La scrittrice Silvia Avallone e a destra i portici premiati dall'Unesco
La scrittrice Silvia Avallone e a destra i portici premiati dall'Unesco

Bologna 29 luglio 2021 - I portici sono speciali "guide" che prendono per mano le persone nella scoperta della città. Ma sono anche un abbraccio nell’immaginario di Silvia Avallone, scrittrice che a Bologna ha trovato da anni il suo porto. Anche lei, che guarda la città ancora con lo stupore della studentessa fuorisede, gioisce del riconoscimento Unesco.
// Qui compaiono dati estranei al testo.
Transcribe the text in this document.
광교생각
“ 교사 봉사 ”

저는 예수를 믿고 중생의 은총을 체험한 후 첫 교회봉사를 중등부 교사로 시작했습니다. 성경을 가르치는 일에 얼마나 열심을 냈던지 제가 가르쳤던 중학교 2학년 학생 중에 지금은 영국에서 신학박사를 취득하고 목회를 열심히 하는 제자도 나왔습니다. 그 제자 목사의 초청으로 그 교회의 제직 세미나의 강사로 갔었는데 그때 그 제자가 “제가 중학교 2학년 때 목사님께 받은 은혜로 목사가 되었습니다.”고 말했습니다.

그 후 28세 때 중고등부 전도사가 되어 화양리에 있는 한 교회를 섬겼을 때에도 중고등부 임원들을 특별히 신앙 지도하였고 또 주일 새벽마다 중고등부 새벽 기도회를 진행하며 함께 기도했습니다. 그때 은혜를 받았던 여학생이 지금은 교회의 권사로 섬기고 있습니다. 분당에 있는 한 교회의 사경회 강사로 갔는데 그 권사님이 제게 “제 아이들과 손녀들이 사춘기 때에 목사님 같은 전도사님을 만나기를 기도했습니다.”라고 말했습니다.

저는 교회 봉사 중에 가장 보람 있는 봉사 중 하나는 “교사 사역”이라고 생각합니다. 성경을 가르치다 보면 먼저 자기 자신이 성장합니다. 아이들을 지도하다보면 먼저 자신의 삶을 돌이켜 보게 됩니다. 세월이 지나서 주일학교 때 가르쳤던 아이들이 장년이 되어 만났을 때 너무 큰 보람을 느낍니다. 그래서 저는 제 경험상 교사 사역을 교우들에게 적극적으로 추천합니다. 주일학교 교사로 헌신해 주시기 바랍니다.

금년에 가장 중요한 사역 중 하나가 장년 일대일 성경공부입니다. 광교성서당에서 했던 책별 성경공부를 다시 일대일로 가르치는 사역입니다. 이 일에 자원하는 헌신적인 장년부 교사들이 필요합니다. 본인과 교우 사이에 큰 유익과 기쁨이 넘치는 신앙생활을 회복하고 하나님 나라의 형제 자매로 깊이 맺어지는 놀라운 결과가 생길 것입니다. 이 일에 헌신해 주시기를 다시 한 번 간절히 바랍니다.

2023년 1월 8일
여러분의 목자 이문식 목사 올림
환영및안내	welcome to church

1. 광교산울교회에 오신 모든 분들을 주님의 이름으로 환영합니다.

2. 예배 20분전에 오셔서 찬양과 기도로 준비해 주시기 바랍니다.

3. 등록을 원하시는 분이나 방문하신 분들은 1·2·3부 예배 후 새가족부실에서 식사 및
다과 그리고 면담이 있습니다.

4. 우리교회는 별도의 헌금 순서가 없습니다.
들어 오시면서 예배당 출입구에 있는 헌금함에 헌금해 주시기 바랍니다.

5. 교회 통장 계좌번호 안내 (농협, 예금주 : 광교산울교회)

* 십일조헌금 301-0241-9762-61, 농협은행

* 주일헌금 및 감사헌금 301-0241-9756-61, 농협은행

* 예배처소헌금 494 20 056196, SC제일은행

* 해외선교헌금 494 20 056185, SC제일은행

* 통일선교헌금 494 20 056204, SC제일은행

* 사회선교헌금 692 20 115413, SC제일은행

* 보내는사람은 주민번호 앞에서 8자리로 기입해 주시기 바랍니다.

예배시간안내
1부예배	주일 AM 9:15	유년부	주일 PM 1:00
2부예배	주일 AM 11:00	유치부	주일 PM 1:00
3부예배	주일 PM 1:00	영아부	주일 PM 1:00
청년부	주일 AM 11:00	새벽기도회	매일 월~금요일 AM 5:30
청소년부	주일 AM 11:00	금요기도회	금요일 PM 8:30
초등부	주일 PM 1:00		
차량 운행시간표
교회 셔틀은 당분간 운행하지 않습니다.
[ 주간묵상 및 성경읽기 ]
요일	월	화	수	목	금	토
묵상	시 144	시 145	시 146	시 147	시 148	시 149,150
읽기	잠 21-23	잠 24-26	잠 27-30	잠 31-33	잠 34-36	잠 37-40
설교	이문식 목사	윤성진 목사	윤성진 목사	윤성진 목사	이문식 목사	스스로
Silvia, lei è una scrittrice innamorata di questa città, in cui ha ambientato anche alcuni dei suoi romanzi, fra cui l’ultimo, ‘Un’amicizia’. In queste ore è arrivata una notizia attesa da anni a Bologna.
"Sono felicissima, anche perché i portici sono uno di quegli elementi che mi hanno fatto innamorare ancora di più di Bologna e mi hanno fatto sentire accolta. Quello dei portici è un abbraccio: ti danno riparo, ma allo stesso tempo permettono l’incontro. Ti fanno sentire a casa, ma anche in mezzo al mondo. Trovo che abbiano un valore di legame fra le persone, di amicizia".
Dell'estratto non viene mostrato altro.